Alpha Dog, grosso modo, é um filme de juventude perdida que fala sobre um grupo de jovens de classe média em Los Angeles – pequenos traficantes, todos consumidores de drogas e alguns filhos de traficantes maiores. O mesmo vigor com o qual o filme constrói o suspense sobre o que rolará com os personagens será utilizado nos desvarios do roteiro assinado por Nick: ao invés de uma naturalização daqueles seres em seus ambientes, seus traços serão mostrados com certo sensacionalismo, ou pelo menos batendo continência ao cinema de gênero. É assim que teremos algumas narrações em tempo presente contando sobre a desventura dos jovens, desvendando uma imprecisão narrativa brutal, quase tão grande quanto a seqüência-painel com a bela Wild Is the Wind de David Bowie dando conta de uma ou duas horas dos personagens (isso num filme que tem seu tempo de ação concentrado nos grandes acontecimentos num curto período de tempo).
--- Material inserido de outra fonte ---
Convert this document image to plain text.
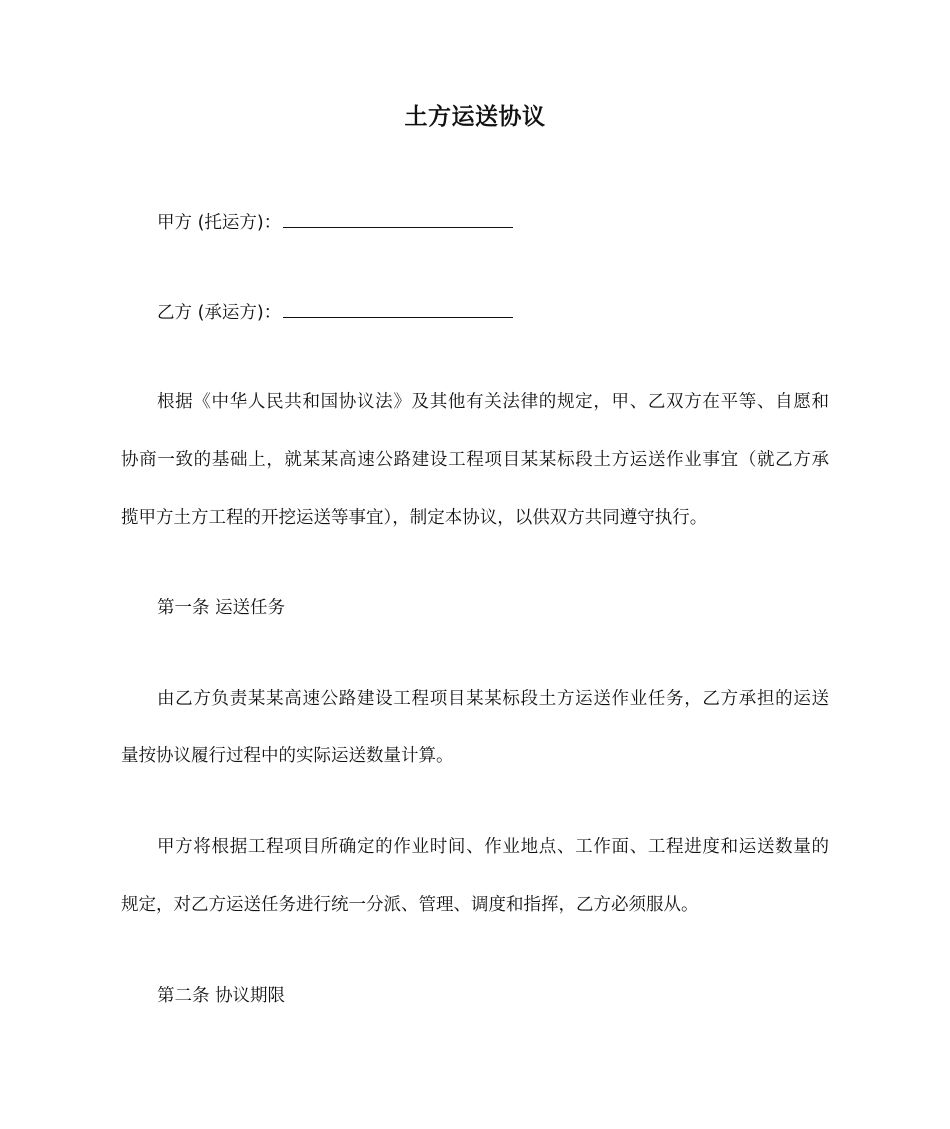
土方运送协议
甲方 (托运方)：
乙方 (承运方)：
根据《中华人民共和国协议法》及其他有关法律的规定，甲、乙双方在平等、自愿和
协商一致的基础上，就某某高速公路建设工程项目某某标段土方运送作业事宜（就乙方承
揽甲方土方工程的开挖运送等事宜），制定本协议，以供双方共同遵守执行。
第一条 运送任务
由乙方负责某某高速公路建设工程项目某某标段土方运送作业任务，乙方承担的运送
量按协议履行过程中的实际运送数量计算。
甲方将根据工程项目所确定的作业时间、作业地点、工作面、工程进度和运送数量的
规定，对乙方运送任务进行统一分派、管理、调度和指挥，乙方必须服从。
第二条 协议期限
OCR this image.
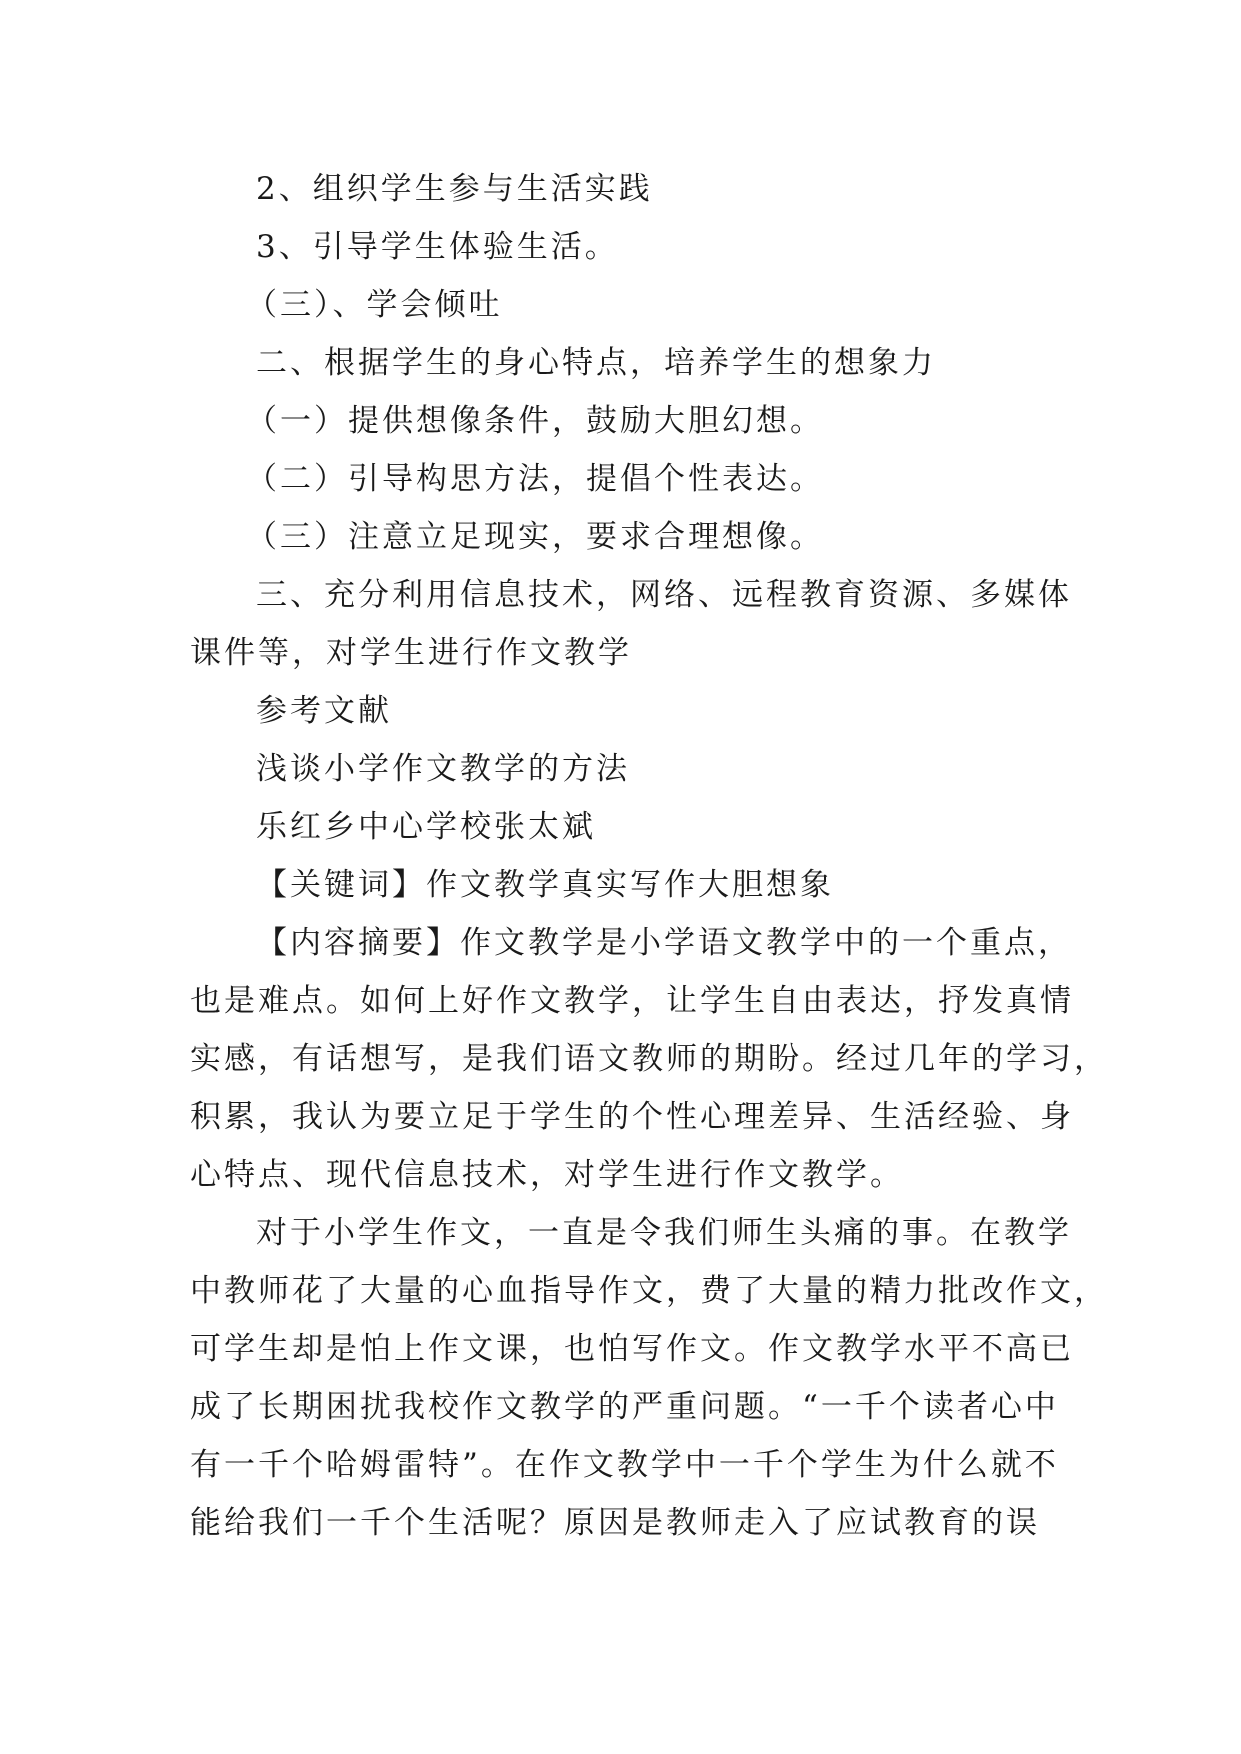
2、组织学生参与生活实践
3、引导学生体验生活。
（三）、学会倾吐
二、根据学生的身心特点，培养学生的想象力
（一）提供想像条件，鼓励大胆幻想。
（二）引导构思方法，提倡个性表达。
（三）注意立足现实，要求合理想像。
三、充分利用信息技术，网络、远程教育资源、多媒体
课件等，对学生进行作文教学
参考文献
浅谈小学作文教学的方法
乐红乡中心学校张太斌
【关键词】作文教学真实写作大胆想象
【内容摘要】作文教学是小学语文教学中的一个重点，
也是难点。如何上好作文教学，让学生自由表达，抒发真情
实感，有话想写，是我们语文教师的期盼。经过几年的学习，
积累，我认为要立足于学生的个性心理差异、生活经验、身
心特点、现代信息技术，对学生进行作文教学。
对于小学生作文，一直是令我们师生头痛的事。在教学
中教师花了大量的心血指导作文，费了大量的精力批改作文，
可学生却是怕上作文课，也怕写作文。作文教学水平不高已
成了长期困扰我校作文教学的严重问题。“一千个读者心中
有一千个哈姆雷特”。在作文教学中一千个学生为什么就不
能给我们一千个生活呢？原因是教师走入了应试教育的误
Johnny Truelove (Emile Hirsch), patife covarde que não pensa duas vezes em seqüestrar o irmão de 16 anos de um cliente devedor, não é algo além de um vilãozinho asqueroso. A opção de colocar Bruce Willis como seu pai funciona como uma injeção de sal grosso, enxerto brutal no filme. A inclusão da mãe do seqüestrado (Sharon Stone) é mais emblemática: não só é o típico determinismo acerca da repressão e alheamento paternos criando traumas e desajustes em seus filhos (um julgamento irmão ao dos filmes de Larry Clark e contrário ao respeito de Gus Van Sant com os pais e filhos de seus longas) como também puxa para si o tal aspecto “pessoal” do cinema do pai Cassavetes, sem transcender a mera colagem: Sharon Stone repetiu o papel da mãe de Nick, Gena Rowlands, em Gloria, na refilmagem de Sidney Lumet.
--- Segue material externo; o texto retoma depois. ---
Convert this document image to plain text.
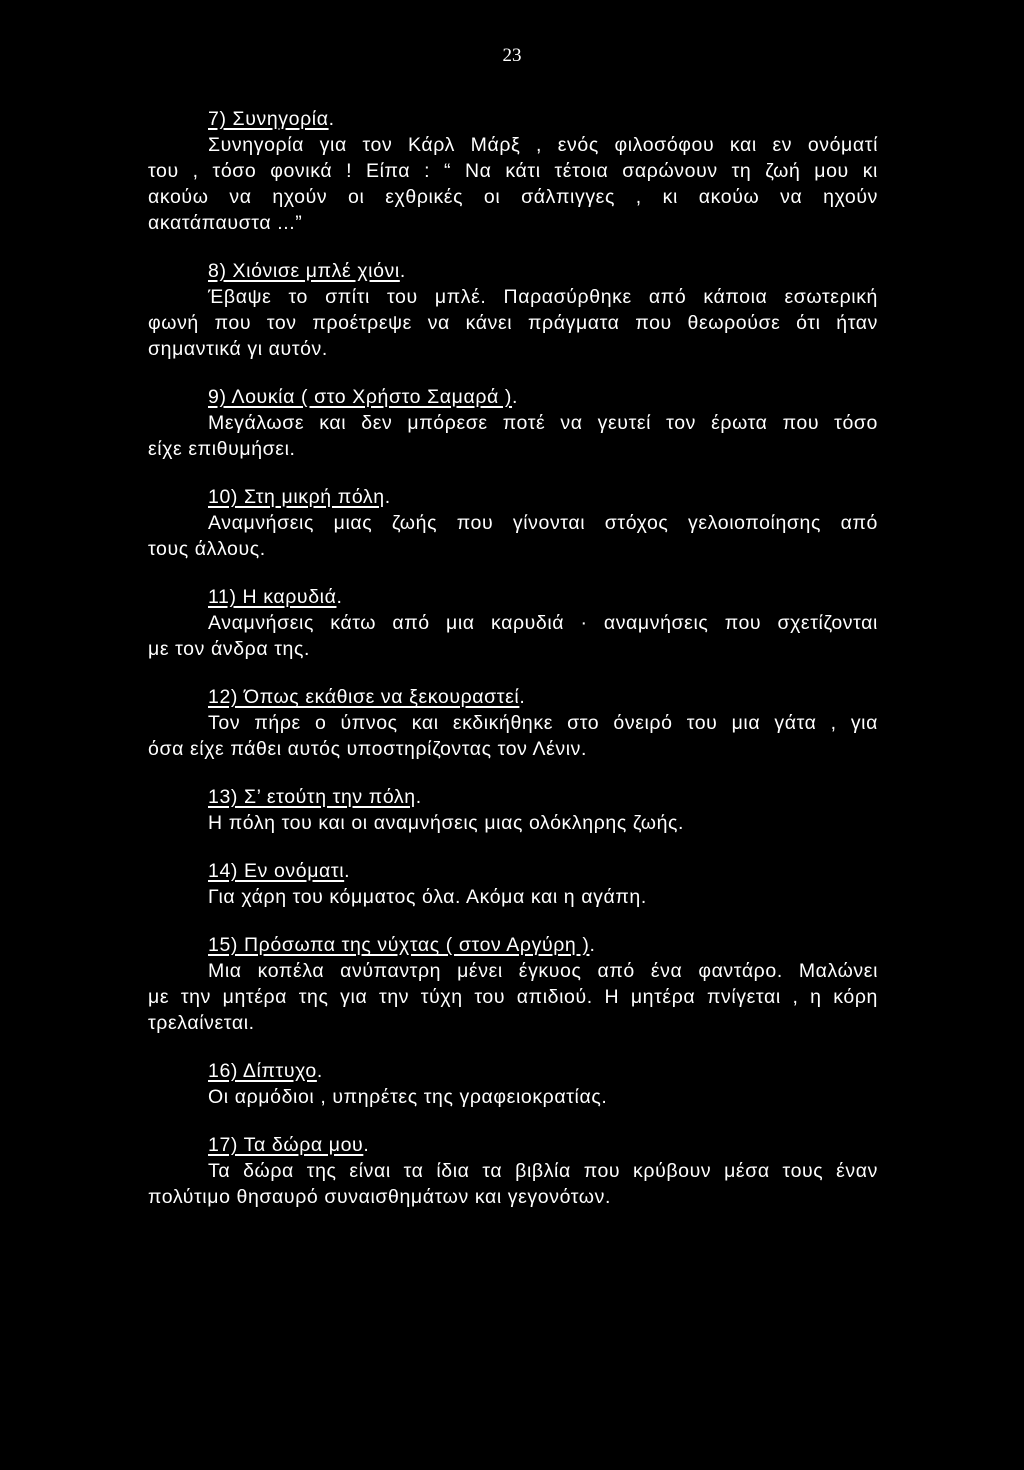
23
7) Συνηγορία.
Συνηγορία για τον Κάρλ Μάρξ , ενός φιλοσόφου και εν ονόματί
του , τόσο φονικά ! Είπα : “ Να κάτι τέτοια σαρώνουν τη ζωή μου κι
ακούω να ηχούν οι εχθρικές οι σάλπιγγες , κι ακούω να ηχούν
ακατάπαυστα ...”
8) Χιόνισε μπλέ χιόνι.
Έβαψε το σπίτι του μπλέ. Παρασύρθηκε από κάποια εσωτερική
φωνή που τον προέτρεψε να κάνει πράγματα που θεωρούσε ότι ήταν
σημαντικά γι αυτόν.
9) Λουκία ( στο Χρήστο Σαμαρά ).
Μεγάλωσε και δεν μπόρεσε ποτέ να γευτεί τον έρωτα που τόσο
είχε επιθυμήσει.
10) Στη μικρή πόλη.
Αναμνήσεις μιας ζωής που γίνονται στόχος γελοιοποίησης από
τους άλλους.
11) Η καρυδιά.
Αναμνήσεις κάτω από μια καρυδιά · αναμνήσεις που σχετίζονται
με τον άνδρα της.
12) Όπως εκάθισε να ξεκουραστεί.
Τον πήρε ο ύπνος και εκδικήθηκε στο όνειρό του μια γάτα , για
όσα είχε πάθει αυτός υποστηρίζοντας τον Λένιν.
13) Σ’ ετούτη την πόλη.
Η πόλη του και οι αναμνήσεις μιας ολόκληρης ζωής.
14) Εν ονόματι.
Για χάρη του κόμματος όλα. Ακόμα και η αγάπη.
15) Πρόσωπα της νύχτας ( στον Αργύρη ).
Μια κοπέλα ανύπαντρη μένει έγκυος από ένα φαντάρο. Μαλώνει
με την μητέρα της για την τύχη του απιδιού. Η μητέρα πνίγεται , η κόρη
τρελαίνεται.
16) Δίπτυχο.
Οι αρμόδιοι , υπηρέτες της γραφειοκρατίας.
17) Τα δώρα μου.
Τα δώρα της είναι τα ίδια τα βιβλία που κρύβουν μέσα τους έναν
πολύτιμο θησαυρό συναισθημάτων και γεγονότων.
Apesar de utilizar toda a sorte de tecidos estéticos, não se pode negar que Alpha Dog tem certa pulsação rítmica, que, mesmo sob fibrilações, acompanha a taquicardia delinqüente de seus personagens. Há alguns dados até notáveis, como o pai de um dos rapazes, que pernoita com duas belas mulheres, generosamente convidando seu filho e amigo a entrarem na brincadeira – para na manhã seguinte, já de terno, passar a lista de obrigações. Essa complexidade está mais que bem guardada na grande reserva do filme, Justin Timberlake, que faz Frankie, parceiro de Johnny. Serão dele, revelando-se grandessíssimo ator (aqui, pelo menos), e de Anton Yelchin (que faz o seqüestrado, Zack) os momentos de beleza do filme. Tomando conta de Zack, empurrando-o à sua primeira aventura sexual, tomando afeição pelo moleque ao mesmo tempo em que avista o penhasco para o qual o bando todo está indo logo à frente, Frankie é uma imagem que transparece uma verdade de cena. Não como a dos personagens de John Cassavetes, sempre livres das rédeas da trama, mas alguém mais franco num filme que determina a função imediata de seus personagens.
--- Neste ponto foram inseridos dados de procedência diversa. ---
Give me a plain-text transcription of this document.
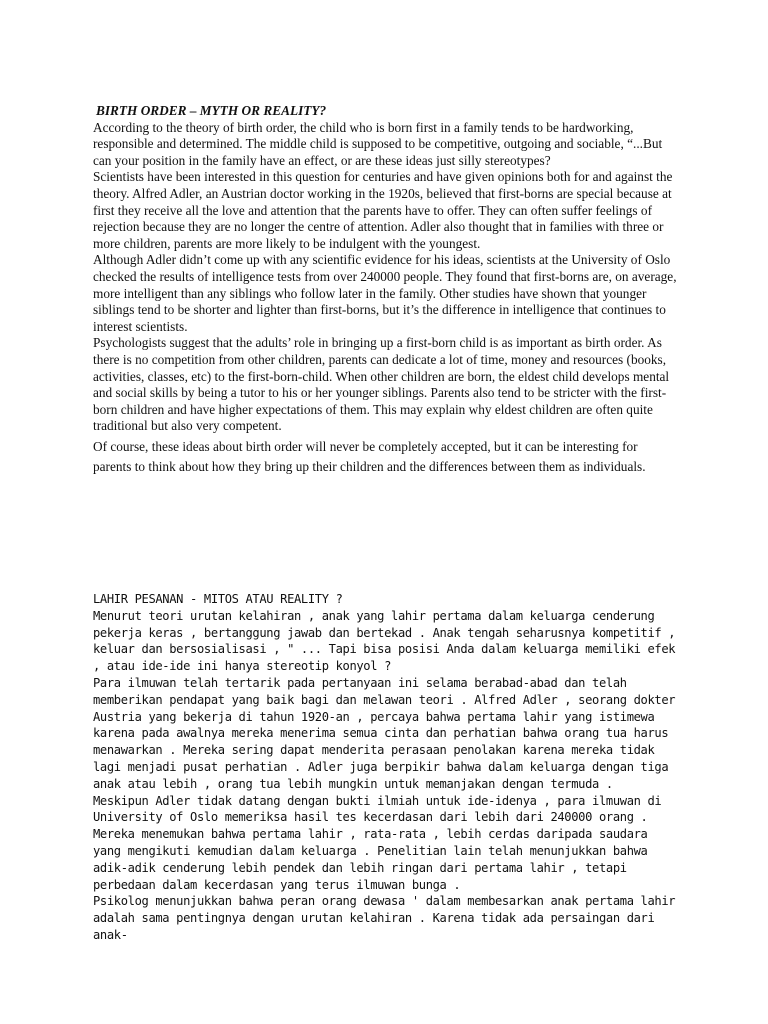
BIRTH ORDER – MYTH OR REALITY?

According to the theory of birth order, the child who is born first in a family tends to be hardworking, responsible and determined. The middle child is supposed to be competitive, outgoing and sociable, “...But can your position in the family have an effect, or are these ideas just silly stereotypes?

Scientists have been interested in this question for centuries and have given opinions both for and against the theory. Alfred Adler, an Austrian doctor working in the 1920s, believed that first-borns are special because at first they receive all the love and attention that the parents have to offer. They can often suffer feelings of rejection because they are no longer the centre of attention. Adler also thought that in families with three or more children, parents are more likely to be indulgent with the youngest.

Although Adler didn’t come up with any scientific evidence for his ideas, scientists at the University of Oslo checked the results of intelligence tests from over 240000 people. They found that first-borns are, on average, more intelligent than any siblings who follow later in the family. Other studies have shown that younger siblings tend to be shorter and lighter than first-borns, but it’s the difference in intelligence that continues to interest scientists.

Psychologists suggest that the adults’ role in bringing up a first-born child is as important as birth order. As there is no competition from other children, parents can dedicate a lot of time, money and resources (books, activities, classes, etc) to the first-born-child. When other children are born, the eldest child develops mental and social skills by being a tutor to his or her younger siblings. Parents also tend to be stricter with the first-born children and have higher expectations of them. This may explain why eldest children are often quite traditional but also very competent.

Of course, these ideas about birth order will never be completely accepted, but it can be interesting for parents to think about how they bring up their children and the differences between them as individuals.

LAHIR PESANAN - MITOS ATAU REALITY ?

Menurut teori urutan kelahiran , anak yang lahir pertama dalam keluarga cenderung pekerja keras , bertanggung jawab dan bertekad . Anak tengah seharusnya kompetitif , keluar dan bersosialisasi , " ... Tapi bisa posisi Anda dalam keluarga memiliki efek , atau ide-ide ini hanya stereotip konyol ?

Para ilmuwan telah tertarik pada pertanyaan ini selama berabad-abad dan telah memberikan pendapat yang baik bagi dan melawan teori . Alfred Adler , seorang dokter Austria yang bekerja di tahun 1920-an , percaya bahwa pertama lahir yang istimewa karena pada awalnya mereka menerima semua cinta dan perhatian bahwa orang tua harus menawarkan . Mereka sering dapat menderita perasaan penolakan karena mereka tidak lagi menjadi pusat perhatian . Adler juga berpikir bahwa dalam keluarga dengan tiga anak atau lebih , orang tua lebih mungkin untuk memanjakan dengan termuda .

Meskipun Adler tidak datang dengan bukti ilmiah untuk ide-idenya , para ilmuwan di University of Oslo memeriksa hasil tes kecerdasan dari lebih dari 240000 orang . Mereka menemukan bahwa pertama lahir , rata-rata , lebih cerdas daripada saudara yang mengikuti kemudian dalam keluarga . Penelitian lain telah menunjukkan bahwa adik-adik cenderung lebih pendek dan lebih ringan dari pertama lahir , tetapi perbedaan dalam kecerdasan yang terus ilmuwan bunga .

Psikolog menunjukkan bahwa peran orang dewasa ' dalam membesarkan anak pertama lahir adalah sama pentingnya dengan urutan kelahiran . Karena tidak ada persaingan dari anak-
Com Justin e Anton acima, e resto do elenco segurando bem as pontas, poderia se aviltar que Nick Cassavetes é, pelo menos, um tremendo diretor de atores. Mas do que vale um bom ator perdido numa cascata imprecisa de imagens mal diagramadas? Um bom ator num filme estilisticamente árido é como um filho sem pai. Como Nick Cassavetes, que teve junto a ele a presença de seu papai John, mas cujo cinema continua órfão de um pai orientador para amadurecer seu estilo próprio.